A winter storm watch have been issued for areas south and east of the Triangle, including Wilson, Johnston and Cumberland counties.
"Tomorrow, we’ll see the clouds thicken up through the day. Everything should be quiet out through early afternoon," WRAL meteorologist Mike Moss said. "There might actually be a flurry or two by the time we get to 2 or 3 p.m. and then later in the afternoon, early evening, from about Raleigh, Fayetteville, Rocky Mount (and) northwest, we could start to see some light snow develop."
The majority of the precipitation will move into the Triangle at around 4 p.m., change to sleet by 7 p.m., then to freezing rain by midnight before moving out of the area by Tuesday afternoon, Fishel said.
Tuesday's high is expected to reach 35 degrees. Temperatures will remain around the mid 30s or lower for the rest of the week.
Moss says Monday's system is "very complex" and any forecast this early is subject to change. Regardless of exact amounts of snowfall or sleet, he said, the system could have a significant impact on Triangle roads.
The North Carolina Department of Transportation began treating the roads Sunday in anticipation of the winter weather.
"Because the expected winter weather event may start as snow and/or ice, NCDOT maintenance crews in Wake, Durham and other counties in the Triangle area will conduct salt brine operations today on interstates, other main routes, bridges and overpasses," NCDOT spokesman Steve Abbott said in a statement. "There is no set time for the process to start as crews have to wait until the temperature gets into at least the low 20s for the process to be effective. Because of the temperature restrictions, this will be just a daytime process today."
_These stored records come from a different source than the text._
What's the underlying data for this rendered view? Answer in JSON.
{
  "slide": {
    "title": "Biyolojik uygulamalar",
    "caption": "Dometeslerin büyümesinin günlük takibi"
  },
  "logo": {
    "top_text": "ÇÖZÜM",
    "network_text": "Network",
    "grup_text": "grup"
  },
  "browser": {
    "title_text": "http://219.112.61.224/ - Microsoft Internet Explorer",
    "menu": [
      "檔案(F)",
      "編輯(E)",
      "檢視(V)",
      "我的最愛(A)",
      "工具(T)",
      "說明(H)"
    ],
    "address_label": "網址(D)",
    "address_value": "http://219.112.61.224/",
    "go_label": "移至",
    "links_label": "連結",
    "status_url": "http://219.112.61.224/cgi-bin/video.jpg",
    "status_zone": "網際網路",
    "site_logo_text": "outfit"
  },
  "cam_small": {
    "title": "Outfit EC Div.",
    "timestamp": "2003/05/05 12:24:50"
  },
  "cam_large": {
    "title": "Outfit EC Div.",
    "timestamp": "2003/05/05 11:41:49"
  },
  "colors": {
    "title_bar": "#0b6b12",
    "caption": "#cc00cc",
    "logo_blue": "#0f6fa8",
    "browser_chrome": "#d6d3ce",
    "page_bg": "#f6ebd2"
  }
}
Cary officials started spraying brine on town roads at 6 a.m. and plan to continue throughout Sunday and Monday.
Scott Hecht, Cary's public works director, said they started spraying the roads so early so the brine can settle onto the road. Cary expects to spray 48,000 gallons of brine on the town's 700 miles of road within the next 48 hours, Hecht said.
"The brine helps more when the snow hits the road," he said. "It just gives it a little more working time to let the snow kind of adhere and not just hit the black pavement and turn to ice. It gives it a little more melting power."
WRAL anchor Bryan Mims asked Moss if TV reporters should expect to be standing on the side of roads talking about snow and driving conditions.
"There's probably a decent chance of that in the next couple of days," Moss said.
Bitterly cold temperatures will stay put throughout the work week. High temperatures will be in the 30s all week, and overnight lows will be in the low 20s and teens. Normal highs this time of year are in the mid 50s.
Late Saturday into early Sunday, the Triangle and surrounding areas dealt with another weather event – strong winds caused by an arctic cold front that hit the area.
Nearly 20,000 people were without power across the Triangle late Saturday due to downed trees and power lines, according to the Duke Energy Progress website. By Sunday afternoon, that number was down to under 500 across central North Carolina.